Not knowing the background to the controversy, I told the AP woman, whose name I can’t recall, that she should get in touch with Carl, who had told me several times that Nick hadn’t taken the shot. I also referred her to Fox Butterfield of the New York Times, whom I encountered there. Carl had asked me not to repeat what he said, that it was confidential, but then, urged by an anti-war freelancer, Tom Fox, who had been in Saigon, he disclosed the truth as he believed  it.  

Oddly, at a reunion of old-time Vietnam War correspondents in April at Saigon on the 50th anniversary  of the defeat of the American-backed Saigon regime, I saw Nick and Carl passing each other in our hotel. Neither seemed to notice the other.

Some of us boarded a bus, laid on by the Vietnamese press people,  for a visit to Cu Chi, not to see the hospital that had saved the lives of the girl and her brother but to look at the tunnel complex where North Vietnamese and Viet Cong forces hung out during the war.
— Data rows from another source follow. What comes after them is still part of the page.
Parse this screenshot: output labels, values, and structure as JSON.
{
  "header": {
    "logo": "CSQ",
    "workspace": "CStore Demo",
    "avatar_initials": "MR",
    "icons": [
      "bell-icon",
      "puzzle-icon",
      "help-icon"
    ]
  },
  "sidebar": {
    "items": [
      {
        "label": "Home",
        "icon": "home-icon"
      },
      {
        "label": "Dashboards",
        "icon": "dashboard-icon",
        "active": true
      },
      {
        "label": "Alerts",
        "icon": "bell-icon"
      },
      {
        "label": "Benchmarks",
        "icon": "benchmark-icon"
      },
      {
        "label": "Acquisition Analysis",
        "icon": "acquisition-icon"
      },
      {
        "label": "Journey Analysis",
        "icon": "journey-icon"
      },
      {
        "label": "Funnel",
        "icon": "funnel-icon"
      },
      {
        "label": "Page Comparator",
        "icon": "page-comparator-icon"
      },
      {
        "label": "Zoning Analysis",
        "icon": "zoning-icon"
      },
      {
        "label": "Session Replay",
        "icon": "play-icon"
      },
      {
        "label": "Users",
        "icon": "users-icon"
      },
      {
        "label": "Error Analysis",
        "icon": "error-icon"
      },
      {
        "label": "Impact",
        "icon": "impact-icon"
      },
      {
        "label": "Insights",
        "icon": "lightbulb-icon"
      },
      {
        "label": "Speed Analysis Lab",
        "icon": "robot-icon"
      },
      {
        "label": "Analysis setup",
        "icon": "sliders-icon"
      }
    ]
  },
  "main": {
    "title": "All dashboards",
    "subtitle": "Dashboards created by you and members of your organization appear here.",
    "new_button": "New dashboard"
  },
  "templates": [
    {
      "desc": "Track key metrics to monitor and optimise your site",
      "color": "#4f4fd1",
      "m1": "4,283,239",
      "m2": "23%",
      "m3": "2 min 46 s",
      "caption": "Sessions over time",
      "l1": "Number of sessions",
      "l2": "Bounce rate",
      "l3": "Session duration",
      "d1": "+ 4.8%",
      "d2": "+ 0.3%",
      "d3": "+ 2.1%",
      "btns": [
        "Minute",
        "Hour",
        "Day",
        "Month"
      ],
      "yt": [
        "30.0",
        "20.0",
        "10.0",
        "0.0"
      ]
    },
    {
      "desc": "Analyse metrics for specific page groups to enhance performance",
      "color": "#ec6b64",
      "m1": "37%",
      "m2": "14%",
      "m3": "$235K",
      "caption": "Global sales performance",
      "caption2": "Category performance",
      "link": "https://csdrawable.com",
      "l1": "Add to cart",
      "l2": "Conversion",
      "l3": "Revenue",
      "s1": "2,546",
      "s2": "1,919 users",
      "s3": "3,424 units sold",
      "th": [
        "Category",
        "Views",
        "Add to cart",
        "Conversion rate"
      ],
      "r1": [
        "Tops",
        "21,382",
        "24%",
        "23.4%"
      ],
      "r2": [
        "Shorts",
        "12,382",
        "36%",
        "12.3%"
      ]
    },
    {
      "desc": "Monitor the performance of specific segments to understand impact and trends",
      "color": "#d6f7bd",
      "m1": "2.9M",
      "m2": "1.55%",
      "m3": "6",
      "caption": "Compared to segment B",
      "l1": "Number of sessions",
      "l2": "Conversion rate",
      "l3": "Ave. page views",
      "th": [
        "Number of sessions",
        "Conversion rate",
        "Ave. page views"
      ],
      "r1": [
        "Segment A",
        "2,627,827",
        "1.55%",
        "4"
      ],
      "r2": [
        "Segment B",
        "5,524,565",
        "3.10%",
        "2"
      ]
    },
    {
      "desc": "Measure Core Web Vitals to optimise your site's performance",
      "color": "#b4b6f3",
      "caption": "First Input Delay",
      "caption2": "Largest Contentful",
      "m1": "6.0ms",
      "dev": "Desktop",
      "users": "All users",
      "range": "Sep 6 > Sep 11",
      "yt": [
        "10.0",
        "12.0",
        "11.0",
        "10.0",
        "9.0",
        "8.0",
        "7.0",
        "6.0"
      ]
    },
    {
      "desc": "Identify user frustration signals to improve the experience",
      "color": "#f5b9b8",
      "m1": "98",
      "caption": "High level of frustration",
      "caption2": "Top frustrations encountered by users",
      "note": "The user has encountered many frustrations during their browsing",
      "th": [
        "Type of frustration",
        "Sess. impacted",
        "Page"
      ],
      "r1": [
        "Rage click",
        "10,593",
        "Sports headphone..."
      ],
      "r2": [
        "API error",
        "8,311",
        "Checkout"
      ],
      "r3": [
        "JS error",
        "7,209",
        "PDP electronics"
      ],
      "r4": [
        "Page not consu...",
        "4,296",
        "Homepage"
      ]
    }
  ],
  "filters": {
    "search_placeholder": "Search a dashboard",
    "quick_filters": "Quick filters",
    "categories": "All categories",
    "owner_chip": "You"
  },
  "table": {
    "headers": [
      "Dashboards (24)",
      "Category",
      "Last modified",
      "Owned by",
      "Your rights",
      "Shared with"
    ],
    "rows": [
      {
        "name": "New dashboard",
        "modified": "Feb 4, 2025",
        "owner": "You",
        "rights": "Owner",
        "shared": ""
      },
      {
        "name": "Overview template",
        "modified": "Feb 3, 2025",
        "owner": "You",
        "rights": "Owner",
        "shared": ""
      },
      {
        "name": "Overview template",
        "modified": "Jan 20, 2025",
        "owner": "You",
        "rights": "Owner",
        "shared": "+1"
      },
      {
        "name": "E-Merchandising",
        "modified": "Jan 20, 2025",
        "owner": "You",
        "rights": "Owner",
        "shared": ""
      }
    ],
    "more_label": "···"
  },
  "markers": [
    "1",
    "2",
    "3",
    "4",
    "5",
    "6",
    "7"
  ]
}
The film makes a pretty convincing case for crediting Nghe, but I doubt if the evidence would stand up in any court. There are too many ways to shoot down the claims, and one has to respect the words of two old-time stars, Peter Arnett, AP correspondent, and Dave Burnett, whose photos still show up everywhere.  They both refused to be interviewed, but both swear by Nick.  Dave, like me, was there.

To me, however, what really counts is the image, not who shot it. The value of this film lies in large measure in publicizing the tragedy of that day. That message is far more important than the relatively minor issue of who clicked the shutter.